The pre-delay trick that made 90s Mandopop vocals feel endless
5 min readI kept chasing that vocal sound. The one where the singer sounds like they're standing in a cathedral but you can still hear every breath. A-Mei does it. Jeff Chang does it. Basically every Mandopop ballad from the late 90s does it.
For months I was tweaking reverb tails. Longer decay, shorter decay, more high-frequency damping, less. Nothing worked. The vocals either sounded washed out or too dry — never that in-between where the voice feels open and spacious but still intimate.
The thing I was ignoring
Pre-delay. That's it. The gap between the dry vocal and when the reverb starts.
I'd always left it at the default — usually 0ms or whatever the plugin ships with. I didn't think it mattered. But when I started A/B-ing my covers against the reference tracks, the difference was obvious: the originals had a gap. The reverb didn't start immediately. There was a breath of silence.
What the pre-delay actually does
When you set pre-delay to something like 60–100ms, the dry vocal plays completely clean for that window. Then the reverb kicks in. Your ear hears the clarity of the close-mic'd voice first, and the space second.
Without pre-delay, the reverb smears into the transients. The "s" sounds get blurry. The breath before a phrase disappears into wash. With it, you get both: presence and depth.
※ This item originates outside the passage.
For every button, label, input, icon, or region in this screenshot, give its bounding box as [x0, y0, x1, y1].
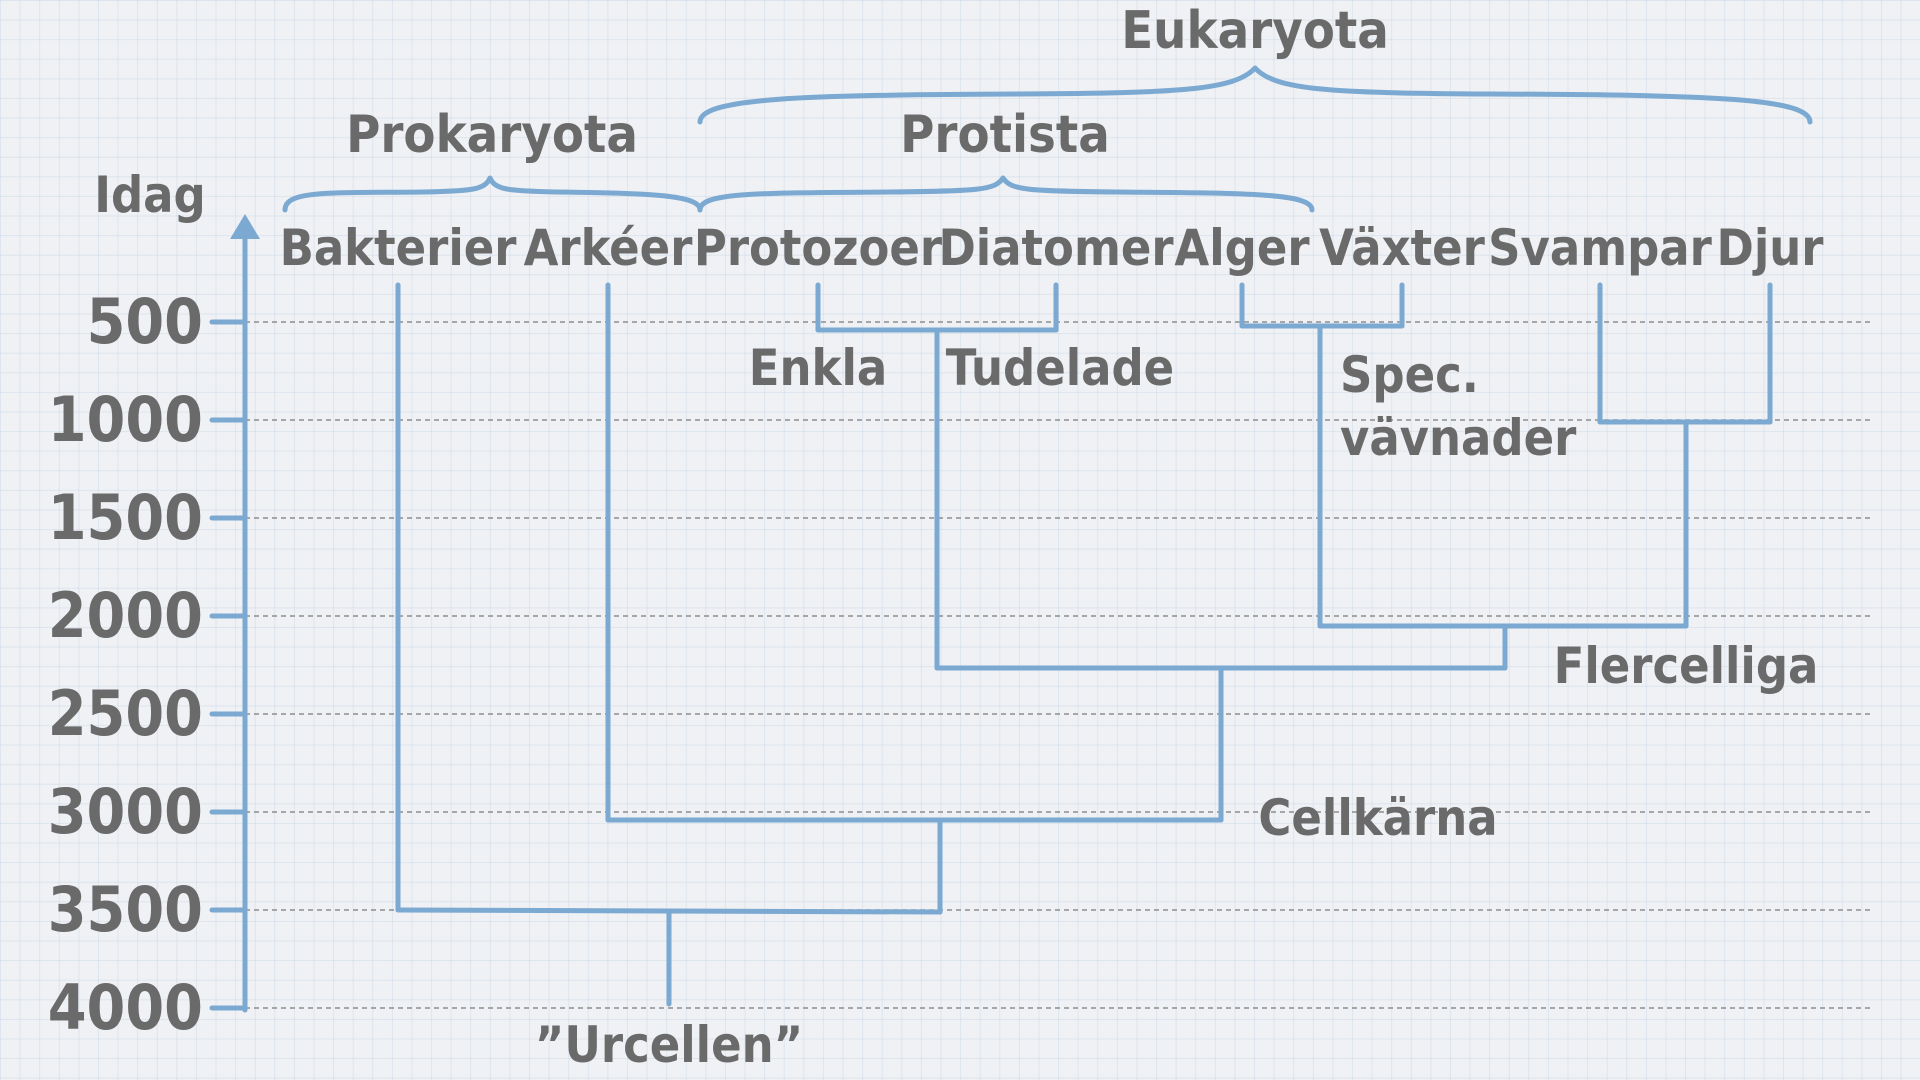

The range I kept coming back to
After testing on probably 30 different vocal takes across different songs:
- 60–80ms for intimate ballads (think Jeff Chang's lower register)
- 80–120ms for bigger, more dramatic vocal moments (A-Mei belting)
- 40–60ms for faster-paced songs where you still want some space
The reverb itself matters less than I expected. A basic hall or plate with the right pre-delay sounds better than an expensive convolution reverb with no gap.
The second thing: decay time
Once I got the pre-delay right, I realized my decay times were too long. The 90s Mandopop records I was referencing used shorter tails than I expected — around 1.5–2.5 seconds for most ballads. Not the 4+ seconds I was using.
The combination of generous pre-delay and moderate decay creates that effect: the voice floats, but it doesn't drown.
What I do now
My default vocal reverb chain for Mandopop-style ballads:
- Pre-delay: 80ms
- Decay: 2.0s
- High-frequency damping: moderate (rolling off above 6–8kHz)
- Mix: 18–25% wet
I start there and adjust. The pre-delay is the thing I change last — it's usually right in that range.
This one took me embarrassingly long to figure out. The information is out there if you search for it, but none of the tutorials I watched connected it specifically to why old Mandopop vocals sound the way they do. It's not complicated. It's just a parameter I'd been ignoring.